Give him a couple of hours, then slowly raise him with a wedge until he’s in a semi recumbent position. ”

“That’s what I thought it might be. Poor wee soul, he’s been vomiting bile. I took the liberty of asking you what bloods you’d need profiled, to cut down on time. I’m sure he’s on tour right now, and he’ll want to get this sorted as soon as we can.”

“He’s sitting over here, listening to everything you’re both saying. How’s about you speak to me like I’m a person and not regard me like a specimen in a teaching session.”

“You’re right, of course. Pardon me, this is an interesting case for us. I just got carried away,” the doctor said.

“Apology accepted. Just sort out this fucking nausea,” I muttered when my stomach rolled again.

“Can’t promise anything but it should begin to settle down once the pressure in the inner ear is relieved. And once the medications start working, you’ll feel ten times better.”

Five hours, one MRI and two bags of magic infusion fluid loaded with anti-sickness drugs later, I had begun to feel human. Felt like a new man too, since I was almost fully able to appreciate the gorgeous Chastity flitting around the room.

“Think you could tolerate eating something yet? A graham cracker or a piece of dry toast? ”

“Well, you certainly know the way to a man’s heart with tempting suggestions like that,” I joked, even managing a smile now. I picked up the plastic beaker of water and began to take small sips.

“Every woman that’s clued up knows the way to a man’s heart has nothing to do with eating, unless his head is between her thighs.”

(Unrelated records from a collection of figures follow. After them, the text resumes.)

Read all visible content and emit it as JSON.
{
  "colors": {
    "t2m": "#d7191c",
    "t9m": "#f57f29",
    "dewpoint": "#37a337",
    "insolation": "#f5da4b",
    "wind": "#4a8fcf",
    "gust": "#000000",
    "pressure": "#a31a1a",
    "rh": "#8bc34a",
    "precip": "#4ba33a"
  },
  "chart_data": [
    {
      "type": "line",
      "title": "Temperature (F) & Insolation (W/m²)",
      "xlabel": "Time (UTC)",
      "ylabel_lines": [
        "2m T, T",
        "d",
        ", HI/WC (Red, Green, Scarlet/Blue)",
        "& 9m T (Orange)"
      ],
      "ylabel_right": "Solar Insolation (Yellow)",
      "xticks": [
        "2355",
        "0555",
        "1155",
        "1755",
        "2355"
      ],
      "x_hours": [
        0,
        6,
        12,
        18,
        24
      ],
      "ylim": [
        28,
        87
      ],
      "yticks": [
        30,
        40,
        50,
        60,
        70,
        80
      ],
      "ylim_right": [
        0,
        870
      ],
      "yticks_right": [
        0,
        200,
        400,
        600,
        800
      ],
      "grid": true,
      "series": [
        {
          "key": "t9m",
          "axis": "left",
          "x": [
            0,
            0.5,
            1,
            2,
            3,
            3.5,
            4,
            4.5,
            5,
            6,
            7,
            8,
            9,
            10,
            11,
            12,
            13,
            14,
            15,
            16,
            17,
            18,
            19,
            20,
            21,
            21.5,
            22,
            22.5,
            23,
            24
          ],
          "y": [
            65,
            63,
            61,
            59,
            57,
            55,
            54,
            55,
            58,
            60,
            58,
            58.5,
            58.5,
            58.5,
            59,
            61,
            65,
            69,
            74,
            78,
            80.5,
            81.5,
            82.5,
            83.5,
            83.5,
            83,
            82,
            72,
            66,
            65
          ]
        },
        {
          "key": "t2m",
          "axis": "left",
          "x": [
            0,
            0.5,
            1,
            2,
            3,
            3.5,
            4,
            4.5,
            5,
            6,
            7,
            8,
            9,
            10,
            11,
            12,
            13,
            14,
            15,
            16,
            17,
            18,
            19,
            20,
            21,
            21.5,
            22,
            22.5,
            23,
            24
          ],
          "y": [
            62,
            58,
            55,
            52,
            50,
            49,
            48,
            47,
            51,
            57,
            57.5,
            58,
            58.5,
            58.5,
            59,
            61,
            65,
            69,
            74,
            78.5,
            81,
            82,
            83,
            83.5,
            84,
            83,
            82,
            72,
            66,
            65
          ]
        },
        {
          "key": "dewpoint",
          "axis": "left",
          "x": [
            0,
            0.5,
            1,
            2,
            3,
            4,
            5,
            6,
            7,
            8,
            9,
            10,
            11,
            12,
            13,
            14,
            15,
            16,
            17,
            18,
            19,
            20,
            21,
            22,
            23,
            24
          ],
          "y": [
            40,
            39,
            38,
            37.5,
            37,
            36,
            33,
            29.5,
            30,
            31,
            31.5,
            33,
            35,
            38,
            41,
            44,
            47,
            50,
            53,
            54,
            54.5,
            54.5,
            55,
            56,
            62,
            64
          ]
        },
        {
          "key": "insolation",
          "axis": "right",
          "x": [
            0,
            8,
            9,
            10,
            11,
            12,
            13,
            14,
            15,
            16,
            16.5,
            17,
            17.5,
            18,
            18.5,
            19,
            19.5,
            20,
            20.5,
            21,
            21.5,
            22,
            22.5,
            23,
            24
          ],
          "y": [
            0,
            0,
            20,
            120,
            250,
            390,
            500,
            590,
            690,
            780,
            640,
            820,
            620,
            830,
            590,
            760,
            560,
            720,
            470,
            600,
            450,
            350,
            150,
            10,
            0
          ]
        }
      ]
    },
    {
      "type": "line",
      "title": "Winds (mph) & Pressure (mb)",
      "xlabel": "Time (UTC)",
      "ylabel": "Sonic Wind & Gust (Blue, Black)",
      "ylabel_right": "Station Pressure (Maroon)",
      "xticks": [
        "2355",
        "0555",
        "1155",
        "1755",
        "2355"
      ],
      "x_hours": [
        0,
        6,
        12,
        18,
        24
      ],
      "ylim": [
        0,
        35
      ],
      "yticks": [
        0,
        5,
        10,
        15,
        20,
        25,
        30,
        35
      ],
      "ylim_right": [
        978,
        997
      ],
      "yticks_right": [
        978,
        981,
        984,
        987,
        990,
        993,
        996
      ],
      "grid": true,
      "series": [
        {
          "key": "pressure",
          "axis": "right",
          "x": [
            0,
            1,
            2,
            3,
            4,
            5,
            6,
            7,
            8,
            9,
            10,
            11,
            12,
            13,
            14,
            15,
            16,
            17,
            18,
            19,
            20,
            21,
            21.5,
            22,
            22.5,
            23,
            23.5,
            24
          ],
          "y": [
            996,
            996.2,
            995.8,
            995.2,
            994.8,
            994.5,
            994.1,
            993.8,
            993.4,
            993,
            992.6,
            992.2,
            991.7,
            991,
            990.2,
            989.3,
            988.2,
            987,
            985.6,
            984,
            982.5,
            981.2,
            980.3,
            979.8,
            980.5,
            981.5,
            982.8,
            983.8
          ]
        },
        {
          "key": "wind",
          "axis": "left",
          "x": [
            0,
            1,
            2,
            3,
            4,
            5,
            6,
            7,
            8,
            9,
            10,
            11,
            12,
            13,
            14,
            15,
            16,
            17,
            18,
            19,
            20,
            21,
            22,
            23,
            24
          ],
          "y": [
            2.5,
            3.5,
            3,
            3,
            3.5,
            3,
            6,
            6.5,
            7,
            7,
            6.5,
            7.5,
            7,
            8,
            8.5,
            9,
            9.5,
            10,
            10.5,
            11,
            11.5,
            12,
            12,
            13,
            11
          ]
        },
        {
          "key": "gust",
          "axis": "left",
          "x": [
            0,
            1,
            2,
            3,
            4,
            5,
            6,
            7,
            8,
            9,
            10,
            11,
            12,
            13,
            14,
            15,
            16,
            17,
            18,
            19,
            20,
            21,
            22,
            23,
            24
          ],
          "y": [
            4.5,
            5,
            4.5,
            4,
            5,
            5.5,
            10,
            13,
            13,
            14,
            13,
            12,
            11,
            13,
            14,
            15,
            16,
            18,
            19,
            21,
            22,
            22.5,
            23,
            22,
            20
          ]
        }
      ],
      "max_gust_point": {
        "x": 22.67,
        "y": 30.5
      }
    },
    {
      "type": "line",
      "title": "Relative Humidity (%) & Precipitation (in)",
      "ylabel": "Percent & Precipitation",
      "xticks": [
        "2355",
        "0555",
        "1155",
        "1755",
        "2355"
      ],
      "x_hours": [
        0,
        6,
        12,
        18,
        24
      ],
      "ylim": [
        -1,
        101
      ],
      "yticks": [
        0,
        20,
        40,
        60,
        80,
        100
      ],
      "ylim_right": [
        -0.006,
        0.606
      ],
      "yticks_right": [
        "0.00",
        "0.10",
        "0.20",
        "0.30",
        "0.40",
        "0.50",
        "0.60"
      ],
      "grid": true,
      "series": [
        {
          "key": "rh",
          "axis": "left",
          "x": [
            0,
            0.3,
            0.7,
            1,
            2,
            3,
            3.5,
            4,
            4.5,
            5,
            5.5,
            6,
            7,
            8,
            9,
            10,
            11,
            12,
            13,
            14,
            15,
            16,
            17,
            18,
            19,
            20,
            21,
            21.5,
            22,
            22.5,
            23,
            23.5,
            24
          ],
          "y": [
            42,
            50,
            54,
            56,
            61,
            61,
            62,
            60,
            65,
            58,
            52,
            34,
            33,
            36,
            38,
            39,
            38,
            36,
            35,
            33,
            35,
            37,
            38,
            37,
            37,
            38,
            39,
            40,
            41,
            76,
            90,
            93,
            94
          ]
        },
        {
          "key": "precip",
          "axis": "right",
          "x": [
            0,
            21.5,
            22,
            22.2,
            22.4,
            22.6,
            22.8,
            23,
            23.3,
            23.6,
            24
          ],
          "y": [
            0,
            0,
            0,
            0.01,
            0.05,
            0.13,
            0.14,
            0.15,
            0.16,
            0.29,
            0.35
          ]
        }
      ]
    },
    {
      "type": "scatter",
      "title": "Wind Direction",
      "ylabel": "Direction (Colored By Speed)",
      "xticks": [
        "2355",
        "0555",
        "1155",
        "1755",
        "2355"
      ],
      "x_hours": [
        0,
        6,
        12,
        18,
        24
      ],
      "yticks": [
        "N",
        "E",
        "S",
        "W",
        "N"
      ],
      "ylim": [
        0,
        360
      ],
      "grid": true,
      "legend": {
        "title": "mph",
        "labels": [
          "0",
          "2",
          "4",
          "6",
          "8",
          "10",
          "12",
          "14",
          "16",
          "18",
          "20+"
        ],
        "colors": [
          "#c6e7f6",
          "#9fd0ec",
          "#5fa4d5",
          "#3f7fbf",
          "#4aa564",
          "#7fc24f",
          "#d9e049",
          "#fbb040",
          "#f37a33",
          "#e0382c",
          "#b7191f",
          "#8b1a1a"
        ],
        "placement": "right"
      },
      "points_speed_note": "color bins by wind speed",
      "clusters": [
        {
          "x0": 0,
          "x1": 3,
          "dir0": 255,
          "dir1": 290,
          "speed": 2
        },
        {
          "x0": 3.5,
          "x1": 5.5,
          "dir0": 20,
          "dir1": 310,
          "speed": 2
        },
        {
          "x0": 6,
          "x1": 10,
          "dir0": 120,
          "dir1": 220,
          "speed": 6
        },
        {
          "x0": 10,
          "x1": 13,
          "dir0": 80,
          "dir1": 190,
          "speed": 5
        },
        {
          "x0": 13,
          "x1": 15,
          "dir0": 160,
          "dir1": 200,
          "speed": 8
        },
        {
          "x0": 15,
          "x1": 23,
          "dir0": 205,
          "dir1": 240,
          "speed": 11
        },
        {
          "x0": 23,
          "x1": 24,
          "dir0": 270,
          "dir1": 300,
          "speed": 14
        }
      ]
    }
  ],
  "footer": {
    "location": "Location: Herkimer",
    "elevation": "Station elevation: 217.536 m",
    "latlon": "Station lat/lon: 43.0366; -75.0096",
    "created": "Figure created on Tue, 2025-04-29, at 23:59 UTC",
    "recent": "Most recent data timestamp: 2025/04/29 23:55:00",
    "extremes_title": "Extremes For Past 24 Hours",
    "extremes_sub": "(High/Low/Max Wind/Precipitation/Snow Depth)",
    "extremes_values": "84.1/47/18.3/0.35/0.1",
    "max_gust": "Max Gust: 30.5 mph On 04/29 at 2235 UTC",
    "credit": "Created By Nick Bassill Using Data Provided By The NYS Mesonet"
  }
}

Chastity’s comment caught me by surprise, and I inhaled my water. She came and patted my back while I coughed and spluttered, all the while laughing at the crude comment she’d made. “Sorry, it w-went down th-the wrong hole,” I choked out.

“Heard that said a time or two as well, but the circumstances were way different to this one.” When my dick stirred with interest inside my boxer briefs at her lewd comment, I knew I was well on the way to recovery.

Chastity flashed me an impish grin. “True story that,” she confessed, then winked at me.

“Oh, my God, are you for real? Where did you come from, and where have you been all my life? Are all Scottish women this straight talking about sex?”

“Most Scottish women are good girls. You know… kind, faithful and loving, but private for the most part.”

“But you’re different? Is that what you want me to think?”

“Think what you like. After all thinking is free, it’s the doing that costs us all money.”

“Doing? I see what you mean. But there are still things you can do that don’t cost money.”

“Like sex… the act itself might be free, but might still re quire condoms, and need detergent for the sheets in the aftermath of it all,” she reasoned.

“You’re cracking me up,” I chuckled, realizing I’d begun to feel much better during the previous hour.

“Better than being up your crack, unless you like your prostate tickled.”

I stared in silence, speechless for once in my life because Chastity wasn’t just another beautiful woman I’d met, she was on a whole other level.